Plans next summer: More EarthBoxes! I've got it in my head that I could grow pumpkins on the one deck that the deer can't get to because it's off the ground with no ground access!

So. Whatcha been growin' guys?

Re: Whatcha been growin'?

Posted: Sun Aug 18, 2019 6:30 pm
by _honorentheos
Your experience reminded me of my grape vine I've been growing for 5 years. I've eaten exactly one grape off of it in all that time even though it's fruited the four years after the first. The reason I never get to eat the grapes is because birds always figure out how to get to them. The first year I didn't try anything and was happily watching them get bigger and then one day they were all gone. After that I put bird netting up a couple of years but they figure out how to get in somehow. I've come to terms with it and just accept that my grape vine is for aesthetics to cover a quarter of our back patio now. i didn't like the netting because it looked stupid and I have too much of an artist's feel for how a back yard should be rather than a pragmatic one.

That said, we keep small raised beds that rotate year round. We can grow something all year here in Phoenix, ending right now with melons. Homegrown cantaloupe is awesome. That's another plant that sends off vines everywhere and will not be contained. I stopped planting other things at the same time because it more or less overwhelms the beds and runs out into the landscape around it for yards. I've found a vine with fruit over 20 feet away from the roots one year.

We usually get tomatoes in earlier than you must as we are done with them by early summer as the melons are growing out. Tomatoes and lettuce are our winter/spring plants. I've never had too much trouble with birds and insects eating all of the tomatoes though I have to watch out for those horned green caterpillars. I've had them kill a plant once or twice before I knew they were there.

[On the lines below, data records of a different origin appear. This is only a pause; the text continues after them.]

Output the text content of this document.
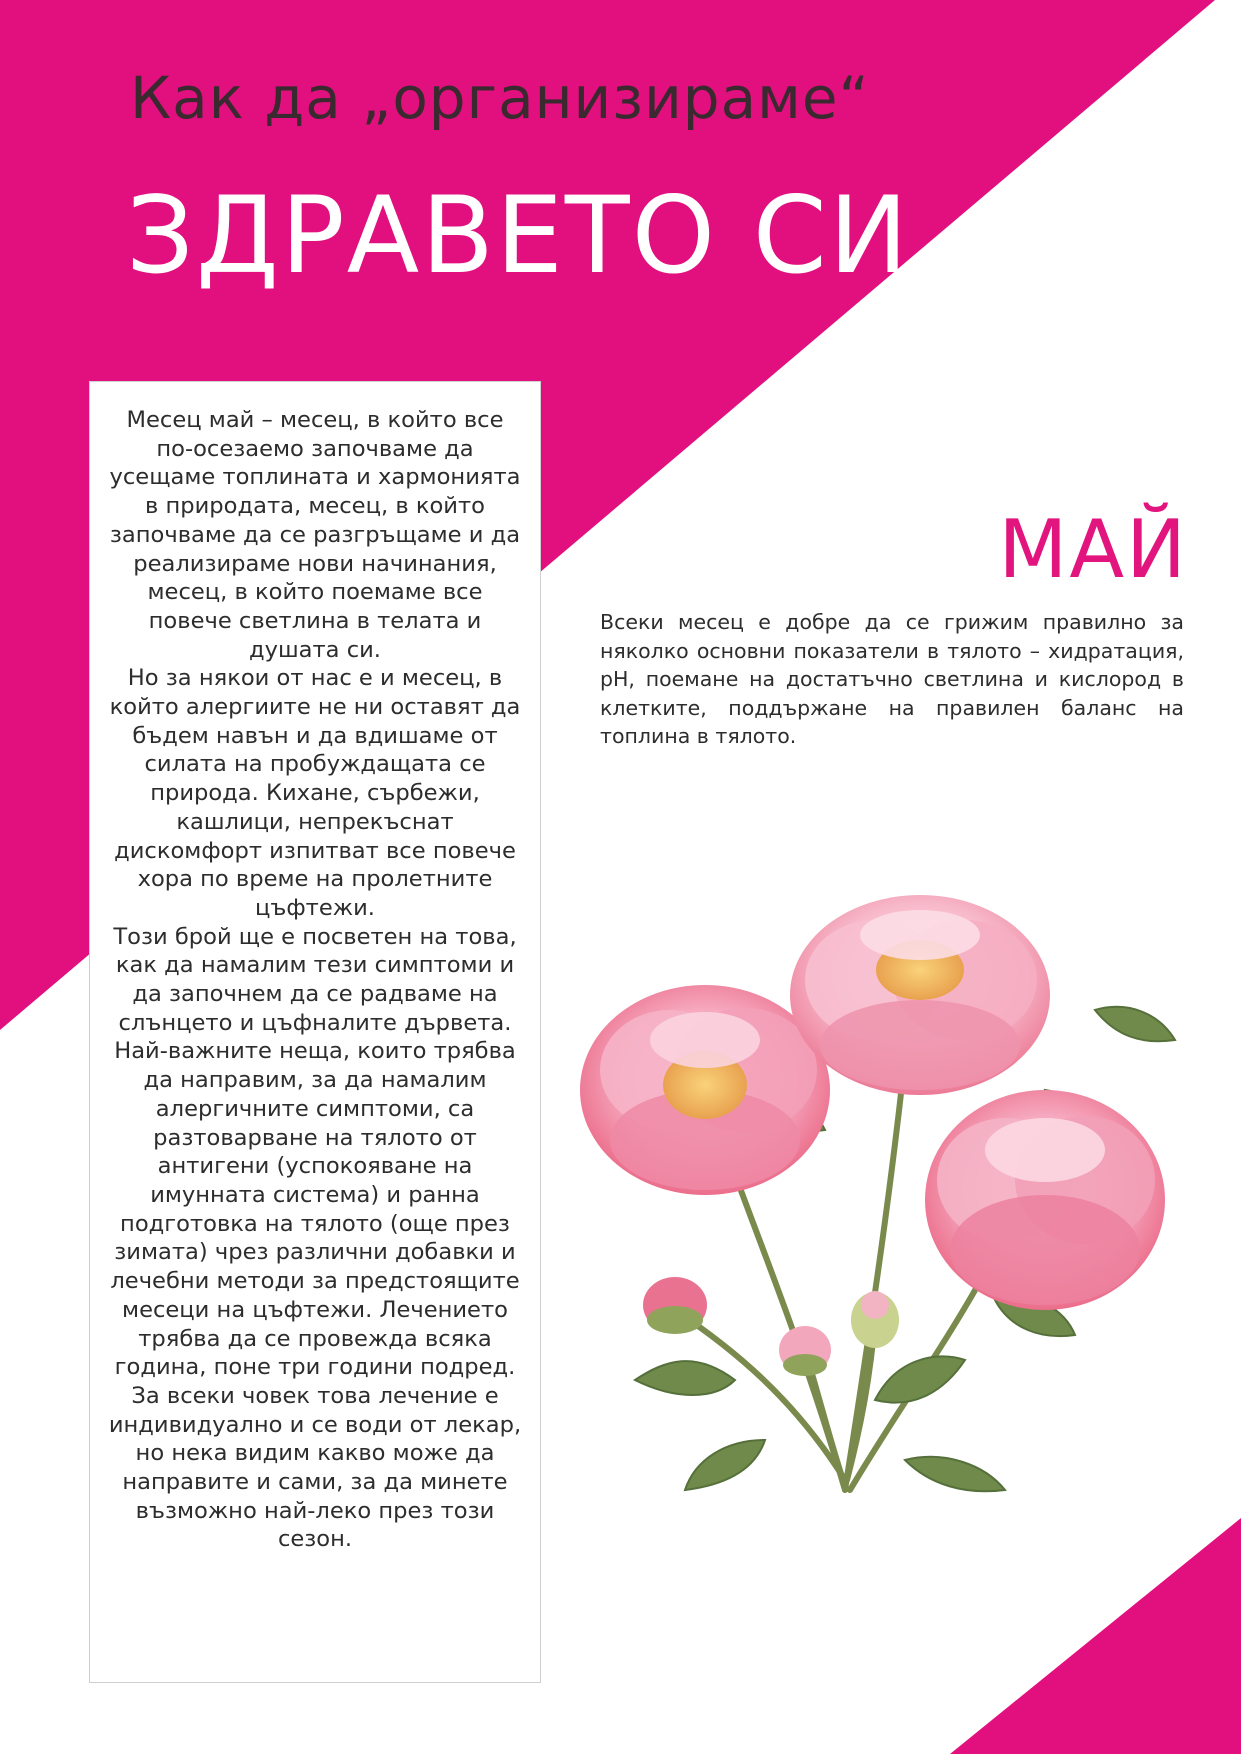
Как да „организираме“
ЗДРАВЕТО СИ

Месец май – месец, в който все по-осезаемо започваме да усещаме топлината и хармонията в природата, месец, в който започваме да се разгръщаме и да реализираме нови начинания, месец, в който поемаме все повече светлина в телата и душата си.

Но за някои от нас е и месец, в който алергиите не ни оставят да бъдем навън и да вдишаме от силата на пробуждащата се природа. Кихане, сърбежи, кашлици, непрекъснат дискомфорт изпитват все повече хора по време на пролетните цъфтежи.

Този брой ще е посветен на това, как да намалим тези симптоми и да започнем да се радваме на слънцето и цъфналите дървета.

Най-важните неща, които трябва да направим, за да намалим алергичните симптоми, са разтоварване на тялото от антигени (успокояване на имунната система) и ранна подготовка на тялото (още през зимата) чрез различни добавки и лечебни методи за предстоящите месеци на цъфтежи. Лечението трябва да се провежда всяка година, поне три години подред. За всеки човек това лечение е индивидуално и се води от лекар, но нека видим какво може да направите и сами, за да минете възможно най-леко през този сезон.

МАЙ
Всеки месец е добре да се грижим правилно за няколко основни показатели в тялото – хидратация, pH, поемане на достатъчно светлина и кислород в клетките, поддържане на правилен баланс на топлина в тялото.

ETA: One year my wife convinced me to plant an artichoke in one of the two planters. It turned into a small shrub that covered half of the raised bed it was in and shaded out what I had planted near it! And it gave us exactly three artichokes. I was not happy about the limited production for the real estate it took up out of the garden (plus I don't really care for artichokes) so after that we've planted one in a landscape bed and get a couple of fruit out of it. I don't get that one as I think you end up throwing almost everything away including most of the artichoke heart. I can't see how people produce those and make money, actually.